I had a chance to meet with some of the other artists while I was there, and that helped to ground me to. It always come as a slight shock to me (even though it shouldn't) that they are people too. Some are young, some are old, some are jerks and some are nice. Some are attractive and some are not. Artists are not all the beautiful people like they always seem to portray them in the media. They have about the same proportion as the rest of the population. For some reason it often comes as a shock to see the painter of really delicate lovely images and they turn out to be a bony, angled gnarled old man with a crooked nose and yellow teeth. But it happens- it happens a lot.
Kristin Slate, the painter who created Flower Women was a young college student with an neo-hippie activist sort of feeling about her. She was full of ideas about how the world should be, about patriarchy, about oppression, about women in all corners of the world sold into slavery or doomed to lives in corporate bondage. I found her fascinating. She had been involved with a lot of service work with various organizations and had lots of stories to share about the places she'd been and the changes she was trying to bring about. While I was engrossed in listening to her, Glen excused himself to go do a little bit of man-hunting. There's never a shortage of gay men at an art gallery, and I couldn't expect to keep him to myself the whole night.
Kristin knew a number of the other artists and introduced me to a few. Becket Winter had a beautiful pen and ink display with some very intricate drawings of lesser known mythologies. I was amazed at what he could do with the use of only black and white. "I do use colored inks as well, but the black and white always get the best response. Plus, in an exhibit like this, they really stand out. That's always a plus."
Massimo was a foreign sounding artist with no last name apparently necessary. But I got the feeling that his accent was fake, and Kristen agreed with me later that he was totally pretentious. His paintings used darker colors, thick outlining and obscure subjects. His style was somewhere between realistic and abstract and almost gave the impression of stained glass, if stained glass were completely opaque.

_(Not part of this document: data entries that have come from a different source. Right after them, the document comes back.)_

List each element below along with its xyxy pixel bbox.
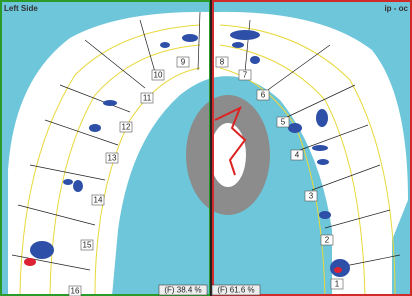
panel-title: Left Side [4,4,38,13]
cof-center [210,123,246,187]
tooth-label: 16 [71,287,80,296]
force-label: (F) 61.6 % [217,286,254,295]
tooth-label: 10 [154,71,163,80]
tooth-label: 13 [108,154,117,163]
tooth-label: 11 [143,94,152,103]
tooth-label: 2 [325,236,330,245]
tooth-label: 8 [220,58,225,67]
tooth-label: 6 [261,91,266,100]
tooth-label: 15 [83,241,92,250]
occlusion-view: Left Side910111213141516(F) 38.4 %ip - o… [0,0,412,296]
panel-title: ip - oc [384,4,408,13]
tooth-label: 1 [335,280,340,289]
tooth-label: 7 [243,71,248,80]
tooth-label: 14 [94,196,103,205]
tooth-label: 12 [122,123,131,132]
tooth-label: 9 [181,58,186,67]
page: {"panels": [ {"title": "Left Side", "tee… [0,0,412,296]
tooth-label: 4 [295,151,300,160]
force-label: (F) 38.4 % [164,286,201,295]
tooth-label: 5 [281,118,286,127]
tooth-label: 3 [309,192,314,201]
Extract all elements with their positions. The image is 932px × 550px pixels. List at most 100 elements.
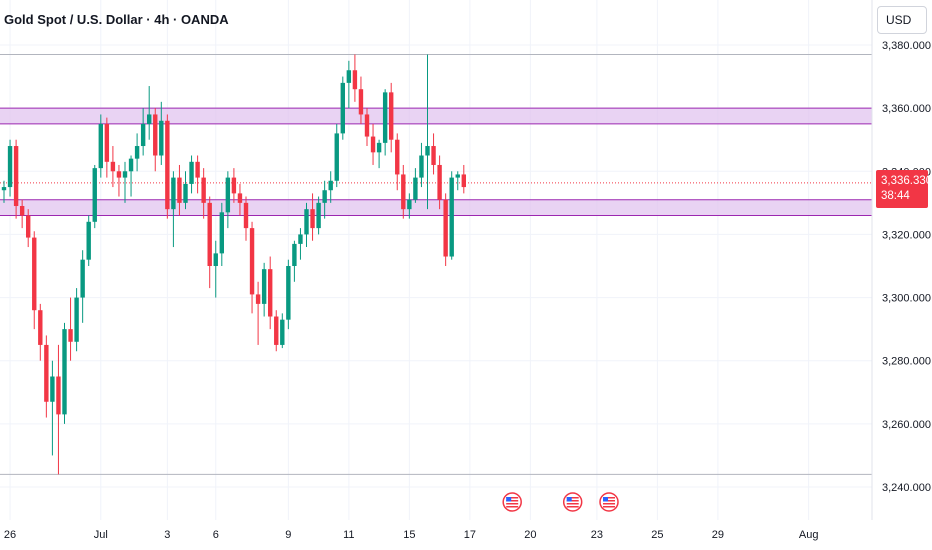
candle [249,221,255,314]
candle [322,180,327,219]
candle [38,303,43,361]
candle [44,335,49,418]
candle-body [207,202,212,266]
last-price-label: 3,336.330 38:44 [876,170,932,208]
candle-body [268,269,273,317]
bar-countdown: 38:44 [881,190,910,202]
candle [413,168,418,203]
us-flag-icon-ring [562,492,583,512]
candle [147,86,152,140]
us-flag-icon-ring [502,492,522,512]
us-flag-icon-stripe [566,500,579,502]
time-tick-label: 3 [164,529,170,541]
last-price-value: 3,336.330 [881,175,932,187]
candle [26,209,31,248]
candle-body [189,161,194,184]
candle [304,202,309,248]
candle-body [255,294,261,304]
candle-body [316,202,321,229]
horizontal-lines [0,53,872,475]
candle [165,114,170,219]
candle [425,54,430,210]
candle [171,171,176,248]
candle-body [231,177,237,194]
candle-body [74,297,79,342]
candle-body [449,177,454,257]
candle-body [352,70,358,90]
candle-body [364,114,370,137]
price-axis[interactable]: 3,380.0003,360.0003,340.0003,320.0003,30… [882,40,931,494]
us-flag-icon [502,492,522,512]
candle [80,250,85,323]
candle [243,196,249,241]
candle [62,322,67,424]
candle-body [431,146,436,165]
time-tick-label: 15 [403,529,415,541]
candle [86,215,91,266]
candle [92,164,97,229]
candle [1,180,7,203]
candle-body [7,146,13,188]
time-tick-label: 17 [464,529,476,541]
candle-body [134,146,140,159]
candle-body [395,139,400,175]
us-flag-icon [599,492,619,512]
candle-body [401,174,406,210]
candle [68,297,73,361]
candle [358,76,364,124]
candle [140,108,146,156]
candle [382,89,388,156]
support-zone [0,199,872,216]
candle [201,168,206,219]
us-flag-icon-canton [566,497,572,502]
candle [219,202,224,266]
time-tick-label: 29 [712,529,724,541]
candle-body [110,161,116,172]
candle [261,262,267,317]
candle [98,114,103,178]
candle [370,123,376,165]
candle-body [243,202,249,229]
candle [310,193,315,241]
candle [189,155,194,194]
candle [255,281,261,345]
candle [407,193,412,219]
candle-body [334,133,339,181]
us-flag-icon-stripe [603,497,615,499]
candle [50,360,55,456]
candle-body [340,82,345,134]
candle-body [261,269,267,304]
candle [449,171,454,260]
candle [346,60,352,109]
candle-body [376,142,382,153]
candle-body [13,146,19,207]
resistance-zone [0,108,872,124]
candle-body [68,329,73,342]
time-axis[interactable]: 26 Jul 3 6 9 11 15 17 20 23 25 29 Aug [4,529,819,541]
price-tick-label: 3,320.000 [882,229,931,241]
candle [274,310,279,352]
candle-body [62,329,67,415]
time-tick-label: 9 [285,529,291,541]
candle [328,171,333,203]
time-tick-label: 25 [651,529,663,541]
candle [153,108,158,172]
candle-body [237,193,243,203]
time-tick-label: 6 [213,529,219,541]
candle [231,168,237,203]
candle-body [44,344,49,402]
candle [134,133,140,172]
candle-body [310,209,315,229]
candle-body [122,171,128,178]
candle-body [86,221,91,260]
candle-body [19,206,25,216]
event-markers[interactable] [502,492,619,512]
candle [376,139,382,169]
chart-grid [0,0,872,520]
candle [207,196,212,289]
candle [316,196,321,235]
candle [340,76,345,140]
currency-button[interactable]: USD [877,6,927,34]
candle-body [358,89,364,115]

Cassidy Keen was the painter of some lovely watercolors in a series called Magick. They featured swirls and other patterns that were quite lovely to look at. Cassidy was a short heavyset woman with thinning gray hair. She wore a blue button up shirt un-tucked over a pair of jeans. She has a face that reminded me of Cinderella's fairy godmother in the Disney movie, and a sweet personality to match.
I was having a wonderful time meeting with some of the artists who were there that night. And Glen was apparently having a great time to. Occasionally he'd flit over to me with some little tid-bit of gossip or just his high hopes for the direction things were taking with Guy. It seemed they were really hitting it off.
By the time we left, Glen had Guy's phone number and I had made several valuable contacts. It had been a good day. Gen seemed to agree. We were both in high spirits as he drove me back home.